|USS Ceres (1856)|
USS Ceres firing on Fort Anderson
|Launched:||1856 at Keyport, New Jersey|
|Acquired:||11 September 1861|
|Commissioned:||September 1861 at the Washington Navy Yard|
|Decommissioned:||14 July 1865 at New York City|
|Fate:||Sold, 25 October 1865|
|Displacement:||150 long tons (150 t)|
|Length:||108 ft 4 in (33.02 m)|
|Beam:||22 ft 4 in (6.81 m)|
|Draft:||6 ft 3 in (1.91 m)|
|Propulsion:||Steam engine, sidewheel-propelled|
|Speed:||9 kn (10 mph; 17 km/h)|
|Armament:||1 × 30-pounder rifle, 1 × 32-pounder smoothbore gun|
USS Ceres (1856) was a small 150 long tons (150 t) steamboat acquired by the Union Navy during the beginning of the American Civil War. She was outfitted as a gunboat and used in the Union blockade of the waterways of the Confederate States of America.
Construction[edit | edit source]
Ceres, an armed side-wheel merchant steamer, was built at Keyport, New Jersey in 1856. Ceres was purchased by the United States Navy on 11 September 1861, fitted out at the Washington Navy Yard, and commissioned the same month, Acting Master J. L. Elliott in command.
Civil War service[edit | edit source]
North Atlantic blockade operations[edit | edit source]
Originally assigned to the Potomac Flotilla, Ceres was ordered on 18 September 1861 to report to the North Atlantic Blockading Squadron, and for the remainder of the war, aside from repair periods at Baltimore, Maryland operated in the rivers and sounds of Virginia and North Carolina. Here she maintained the close watch for Confederate States merchantmen through which the blockading forces provided so important a part of the U.S. Navy's contribution in the American Civil War. She was successful in capturing four blockade runners during her service, as well as aiding in the seizure of others.
Capture of Roanoke Island[edit | edit source]
Another crucial assignment carried out by Ceres' squadron was support for Union Army forces holding or attempting to take coastal positions, as well as providing boats and cover for amphibious operations, raids, and reconnaissance.

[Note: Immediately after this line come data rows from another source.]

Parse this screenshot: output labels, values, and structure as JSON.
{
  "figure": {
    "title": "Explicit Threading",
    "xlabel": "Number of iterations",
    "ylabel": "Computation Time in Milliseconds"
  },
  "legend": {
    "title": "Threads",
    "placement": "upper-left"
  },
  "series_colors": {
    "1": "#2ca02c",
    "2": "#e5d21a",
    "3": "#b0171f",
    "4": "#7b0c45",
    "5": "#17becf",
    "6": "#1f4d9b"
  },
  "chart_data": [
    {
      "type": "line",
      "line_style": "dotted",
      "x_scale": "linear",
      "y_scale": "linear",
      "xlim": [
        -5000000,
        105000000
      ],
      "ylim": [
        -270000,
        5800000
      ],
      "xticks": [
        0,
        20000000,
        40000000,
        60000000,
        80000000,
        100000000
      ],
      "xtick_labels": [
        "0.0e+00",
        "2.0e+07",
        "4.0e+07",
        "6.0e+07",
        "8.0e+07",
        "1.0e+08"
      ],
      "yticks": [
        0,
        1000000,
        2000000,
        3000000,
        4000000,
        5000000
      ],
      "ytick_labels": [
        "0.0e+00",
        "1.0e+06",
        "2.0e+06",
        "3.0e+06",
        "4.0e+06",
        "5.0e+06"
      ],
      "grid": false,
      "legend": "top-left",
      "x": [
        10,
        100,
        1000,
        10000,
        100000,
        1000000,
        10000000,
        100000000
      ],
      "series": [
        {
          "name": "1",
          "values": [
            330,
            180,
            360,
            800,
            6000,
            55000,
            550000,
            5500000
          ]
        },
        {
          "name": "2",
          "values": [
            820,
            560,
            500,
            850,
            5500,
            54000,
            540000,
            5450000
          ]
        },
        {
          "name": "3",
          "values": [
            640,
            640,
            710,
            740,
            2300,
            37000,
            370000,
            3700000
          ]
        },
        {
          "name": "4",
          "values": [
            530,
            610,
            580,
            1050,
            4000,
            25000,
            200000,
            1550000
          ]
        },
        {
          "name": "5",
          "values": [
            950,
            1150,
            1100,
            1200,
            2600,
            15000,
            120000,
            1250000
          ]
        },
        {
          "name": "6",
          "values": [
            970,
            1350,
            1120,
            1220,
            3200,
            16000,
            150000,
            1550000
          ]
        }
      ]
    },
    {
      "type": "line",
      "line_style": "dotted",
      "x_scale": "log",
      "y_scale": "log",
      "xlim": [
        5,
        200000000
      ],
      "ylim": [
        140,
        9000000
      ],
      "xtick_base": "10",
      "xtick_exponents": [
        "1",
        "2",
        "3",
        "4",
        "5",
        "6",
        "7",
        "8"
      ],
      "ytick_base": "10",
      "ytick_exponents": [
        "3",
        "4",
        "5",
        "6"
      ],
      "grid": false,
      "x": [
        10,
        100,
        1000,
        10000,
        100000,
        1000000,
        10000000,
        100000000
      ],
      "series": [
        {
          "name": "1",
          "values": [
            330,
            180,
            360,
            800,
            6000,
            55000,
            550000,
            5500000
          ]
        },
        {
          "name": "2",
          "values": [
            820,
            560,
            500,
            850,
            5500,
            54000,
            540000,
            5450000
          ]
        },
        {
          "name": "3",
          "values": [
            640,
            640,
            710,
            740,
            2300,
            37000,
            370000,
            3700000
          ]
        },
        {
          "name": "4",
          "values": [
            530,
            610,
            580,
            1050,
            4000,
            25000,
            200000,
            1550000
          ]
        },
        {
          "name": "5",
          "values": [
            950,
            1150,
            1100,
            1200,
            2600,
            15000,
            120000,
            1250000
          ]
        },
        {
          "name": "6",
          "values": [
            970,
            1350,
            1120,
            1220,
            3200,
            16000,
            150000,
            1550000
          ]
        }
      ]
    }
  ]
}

She took part in the capture of Roanoke Island on 7–8 February 1862, during which she was hit while firing on Confederate shore positions. When nearby Confederate naval ships retired up Albemarle Sound as Roanoke Island fell, Ceres joined in following them, and next took part in the naval engagement off Elizabeth City, North Carolina. During this action, in which one of her men was wounded, she captured CSS Ellis.
Continuing her operations in North Carolinian waters, Ceres took the steamer Wilson on 9 July 1862 while covering the landing of an Army raiding party near Hamilton, North Carolina. Through most of 1863, she protected the forces holding such posts as Fort Anderson at New Bern, North Carolina and the positions near Washington, North Carolina, coming under fire from Confederate batteries on several occasions.
Under fire with casualties[edit | edit source]
In the lengthy series of attacks around Plymouth, North Carolina, Ceres lost two men killed and six wounded when she was taken under heavy fire from Fort Grey, upriver from Plymouth, on 17 April 1864. Two days later, it was Ceres who gave warning of the approach of the formidable Confederate ram CSS Albemarle, and took part in the first engagement with the ram which followed. On 5 May, her group again was engaged with Albemarle and two other steamers.
Post-war decommissioning and sale[edit | edit source]
After a final patrol period off North Carolina, Ceres was decommissioned at New York City on 14 July 1865, and sold on 25 October 1865.